Another important tool is a writing schedule that you stick with. This was one thing How to Write A lot helped me to think through. Sometimes you may not want to write but you have to do it everyday. How you do it is up to you. For me a writing schedule that blocks out increments of time isn’t the best because I am the person who always finds myself checking the time. Instead, I have committed to writing at least two pages a day, making time irrelevant. I have been writing everyday and it’s been a full week now--that feels great! In order to keep this up, I need to be held accountable. My advisor recommended a writing buddy or group where we check in simply to ask, “Have you completed your writing today?” This takes off any pressure of reading and responding to someone else’s work when you are in the thick of your own, but it still creates a kind of community accountability that I can get down with.
I am the person who waits to write until I have some spark of genius, light bulb moment. There is still room for that, but writing daily allows me to make use of another tool that helps me as a writer and a thinker. I have been trying to free myself from the burden of procrastination for some time now (of course the procrastinator would take a while to get to this;). I have found that schedules and lists are the thing that work for me. When I get to cross something off my lists I get a sense of completion. But of course when you write a dissertation, the check mark doesn’t come so easily or quickly. A dissertation is a much larger than a seminar paper and what has been keeping me from writing is the feeling of being overwhelmed and afraid that I don’t yet have all of the answers or even all of the questions worked out in my head. My approach to writing has been to first have a clear idea of the question and the map to a response in my head before actually writing, so when I wrote it would mostly be a transcription from mind to page. But again, a dissertation is much too big to work through in that way. This means that I have had to change my approach to writing and in doing so I realize that through writing you can and will also learn. This kind of writing requires one to relinquish control or for me the idea that I already have it all figured out.
What are some of the things that keep you from writing? What are some of the tools you use to keep writing? Do you write with others or alone? Do you have a particular writing space/time? (I have recently created a writing area in my living room with a simple room divider and having that boundary has really helped me to write) Do you have examples of positive collaboration in the academy?
Please share your thoughts.
I will be writing weekly updates again for this blog, even if it’s just to say I got my writing done this week. Feel free to hold me accountable:-)
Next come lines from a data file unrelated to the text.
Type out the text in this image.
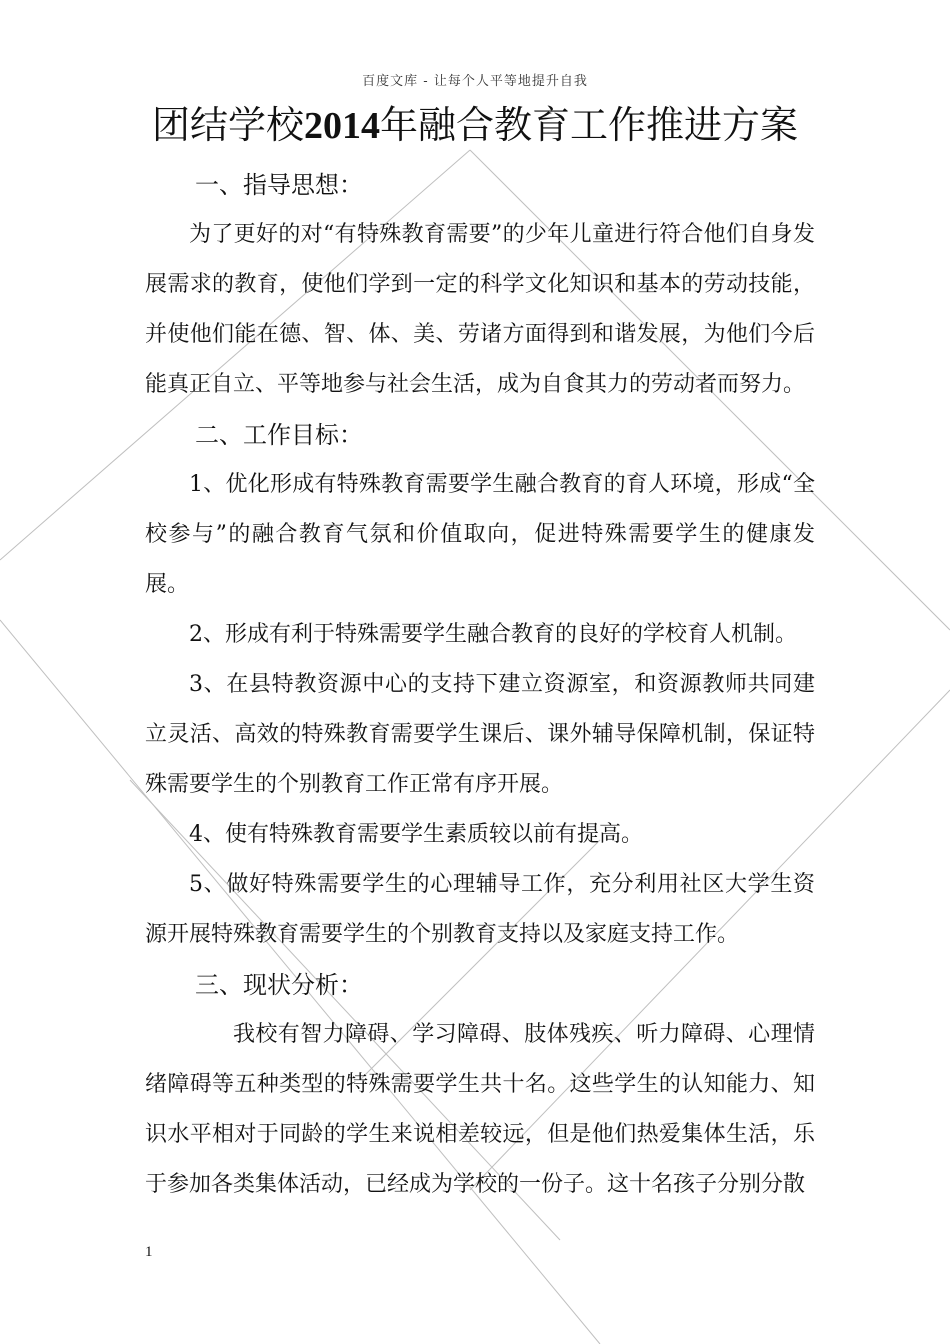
百度文库 - 让每个人平等地提升自我
团结学校2014年融合教育工作推进方案

一、指导思想：

为了更好的对“有特殊教育需要”的少年儿童进行符合他们自身发展需求的教育，使他们学到一定的科学文化知识和基本的劳动技能，并使他们能在德、智、体、美、劳诸方面得到和谐发展，为他们今后能真正自立、平等地参与社会生活，成为自食其力的劳动者而努力。

二、工作目标：

1、优化形成有特殊教育需要学生融合教育的育人环境，形成“全校参与”的融合教育气氛和价值取向，促进特殊需要学生的健康发展。

2、形成有利于特殊需要学生融合教育的良好的学校育人机制。

3、在县特教资源中心的支持下建立资源室，和资源教师共同建立灵活、高效的特殊教育需要学生课后、课外辅导保障机制，保证特殊需要学生的个别教育工作正常有序开展。

4、使有特殊教育需要学生素质较以前有提高。

5、做好特殊需要学生的心理辅导工作，充分利用社区大学生资源开展特殊教育需要学生的个别教育支持以及家庭支持工作。

三、现状分析：

我校有智力障碍、学习障碍、肢体残疾、听力障碍、心理情绪障碍等五种类型的特殊需要学生共十名。这些学生的认知能力、知识水平相对于同龄的学生来说相差较远，但是他们热爱集体生活，乐于参加各类集体活动，已经成为学校的一份子。这十名孩子分别分散

1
  1. Over at UCSB Chicano Studies, Prof Chela Sandoval encourages us to write through S.W.A.P.A.: Spoken Word Art Performance Activism. You basically take a quotation or significant portion of a text that speaks to your 'mind-body-soul matrix' (this is what Chela calls it) and you reflect on it intellectually. So what you do is that you focus on what the words mean to you intellectually, what they mean to you emotionally and what your physical responses are and you write, write, write. Don't pay attention to structure or polish. Write what you think, write what you feel and then polish later.

    I use this sometimes when I can't think of anything to write. I open a book and read it until I find a phrase that speaks to me and then I SWAPA on it.

    I think Chela is in the process of putting out a book about her SWAPA ideas.